In the face of an apathetic and ineffective federal response, the Gulf Coast Fund for Community Renewal and Ecological Health was a uniquely-structured entity that disbursed millions to organizations working across housing, arts and culture, worker rights and urban planning. It had one goal: rebuild stronger. Here in Oregon, we too can respond to this crisis in a way that does not leave our communities more inequitable than they were before the virus arrived.
 
We are fortunate, in Oregon, to have resourcefulness and community leadership to push through this moment together. Every leader I have talked to is figuring out how to get Oregon back on its feet as fast as possible. This means finding a new playbook and walking away from the old one forever. It means not just restarting the economy but reimagining it in ways that, when disaster strikes, we are all resilient. 
 
At Meyer Memorial Trust we are doing our part. Last week, we announced that all current grants can be used for operating needs so each organization can best deploy its resources to help its community.

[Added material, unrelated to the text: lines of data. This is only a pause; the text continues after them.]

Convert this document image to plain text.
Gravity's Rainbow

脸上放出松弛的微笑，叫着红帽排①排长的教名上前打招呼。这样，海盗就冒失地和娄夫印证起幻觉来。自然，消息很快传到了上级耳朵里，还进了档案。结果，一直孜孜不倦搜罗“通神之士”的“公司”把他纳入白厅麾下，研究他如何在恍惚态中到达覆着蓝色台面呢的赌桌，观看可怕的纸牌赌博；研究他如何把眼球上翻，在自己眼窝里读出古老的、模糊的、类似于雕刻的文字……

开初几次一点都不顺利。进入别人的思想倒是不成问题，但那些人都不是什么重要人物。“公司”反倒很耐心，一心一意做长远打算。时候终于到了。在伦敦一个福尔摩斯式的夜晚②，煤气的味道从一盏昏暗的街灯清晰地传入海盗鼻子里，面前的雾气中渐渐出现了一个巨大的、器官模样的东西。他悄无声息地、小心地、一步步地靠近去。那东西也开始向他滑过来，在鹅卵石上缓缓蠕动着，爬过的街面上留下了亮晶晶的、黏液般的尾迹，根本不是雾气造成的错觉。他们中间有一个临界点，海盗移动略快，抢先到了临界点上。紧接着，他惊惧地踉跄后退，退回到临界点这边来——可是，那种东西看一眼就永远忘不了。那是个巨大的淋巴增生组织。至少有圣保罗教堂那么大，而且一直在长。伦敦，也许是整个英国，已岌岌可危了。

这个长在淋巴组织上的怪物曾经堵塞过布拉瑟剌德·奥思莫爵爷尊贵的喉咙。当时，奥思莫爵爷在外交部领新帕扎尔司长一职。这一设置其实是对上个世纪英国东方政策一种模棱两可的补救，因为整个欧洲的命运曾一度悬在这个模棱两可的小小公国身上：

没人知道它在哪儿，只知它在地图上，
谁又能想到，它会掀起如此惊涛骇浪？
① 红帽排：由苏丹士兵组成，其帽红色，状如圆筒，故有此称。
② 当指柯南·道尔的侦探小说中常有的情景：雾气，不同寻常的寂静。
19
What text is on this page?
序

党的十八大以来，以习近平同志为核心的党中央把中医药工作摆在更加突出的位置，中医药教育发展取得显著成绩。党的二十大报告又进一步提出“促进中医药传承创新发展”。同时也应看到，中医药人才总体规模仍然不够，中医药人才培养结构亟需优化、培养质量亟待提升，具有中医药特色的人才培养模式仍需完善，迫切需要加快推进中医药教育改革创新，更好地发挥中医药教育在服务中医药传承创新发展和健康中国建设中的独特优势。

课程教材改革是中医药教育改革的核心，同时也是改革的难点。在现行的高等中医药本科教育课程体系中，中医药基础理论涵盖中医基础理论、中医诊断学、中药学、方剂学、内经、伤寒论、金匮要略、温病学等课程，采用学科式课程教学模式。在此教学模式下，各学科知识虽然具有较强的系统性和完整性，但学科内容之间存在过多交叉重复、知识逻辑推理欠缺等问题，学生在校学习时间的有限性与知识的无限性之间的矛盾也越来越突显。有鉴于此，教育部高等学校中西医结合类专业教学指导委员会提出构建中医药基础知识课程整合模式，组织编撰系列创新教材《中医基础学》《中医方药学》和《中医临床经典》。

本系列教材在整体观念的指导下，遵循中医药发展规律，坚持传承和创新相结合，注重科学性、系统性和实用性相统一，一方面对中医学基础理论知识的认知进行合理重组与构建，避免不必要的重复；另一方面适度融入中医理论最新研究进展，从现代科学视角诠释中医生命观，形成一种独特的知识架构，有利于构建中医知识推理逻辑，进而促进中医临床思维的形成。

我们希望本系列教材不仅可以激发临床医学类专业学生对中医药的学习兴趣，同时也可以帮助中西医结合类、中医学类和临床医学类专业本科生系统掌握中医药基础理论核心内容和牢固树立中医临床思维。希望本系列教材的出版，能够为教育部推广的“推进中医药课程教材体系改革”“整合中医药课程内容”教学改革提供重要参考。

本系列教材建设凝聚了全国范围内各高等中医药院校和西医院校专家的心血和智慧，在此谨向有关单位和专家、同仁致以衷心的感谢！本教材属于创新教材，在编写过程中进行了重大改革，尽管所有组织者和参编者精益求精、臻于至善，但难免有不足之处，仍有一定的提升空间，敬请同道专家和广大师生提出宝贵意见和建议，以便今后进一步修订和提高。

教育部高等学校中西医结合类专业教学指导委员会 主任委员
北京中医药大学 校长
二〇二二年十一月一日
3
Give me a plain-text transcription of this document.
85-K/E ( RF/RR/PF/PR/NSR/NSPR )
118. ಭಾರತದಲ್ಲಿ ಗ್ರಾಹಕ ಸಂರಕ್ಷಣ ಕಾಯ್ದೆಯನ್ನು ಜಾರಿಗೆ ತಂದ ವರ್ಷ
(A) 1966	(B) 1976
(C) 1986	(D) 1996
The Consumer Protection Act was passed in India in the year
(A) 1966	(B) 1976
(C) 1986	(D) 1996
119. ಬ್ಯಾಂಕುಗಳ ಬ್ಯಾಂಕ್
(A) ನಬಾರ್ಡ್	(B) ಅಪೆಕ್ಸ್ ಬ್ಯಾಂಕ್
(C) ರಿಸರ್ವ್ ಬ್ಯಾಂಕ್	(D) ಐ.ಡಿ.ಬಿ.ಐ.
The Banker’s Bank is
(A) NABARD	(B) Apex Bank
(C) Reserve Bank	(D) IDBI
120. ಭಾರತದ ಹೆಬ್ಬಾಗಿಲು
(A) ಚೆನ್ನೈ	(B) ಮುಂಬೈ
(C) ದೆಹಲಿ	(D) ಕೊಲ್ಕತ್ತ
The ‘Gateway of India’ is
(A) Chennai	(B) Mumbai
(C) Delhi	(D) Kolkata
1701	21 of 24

And we banded together with other Oregon funders to launch response funds—MRG Foundation COVID Community Response Fund and the Oregon Community Recovery Fund—so those with good ideas for an inclusive and effective recovery can get going now. 
 
As we look ahead, it’s time to ask ourselves: Where do we want to do things differently? And how can we center justice, equity and inclusion not as an afterthought but as a top priority? It is not only the right thing to do, but the best thing to do to protect us from threats like this in the future. Now that we have the chance, let’s do better moving forward.
 
As we pivot from self quarantine to solutions, let the past be over. Let’s make the invisible in society visible. We are living now with decisions we made before, but we can use this disruption to our advantage and live our values as a state tomorrow.
 
Michelle J. DePass, president and chief executive officer of the Meyer Memorial Trust in Portland, Ore., was a program officer from 2003 to 2009 in the Ford Foundation’s office of Economic Opportunity and Assets. This article appeared originally as an op-ed piece in The Oregonian/OregonLive on April 1.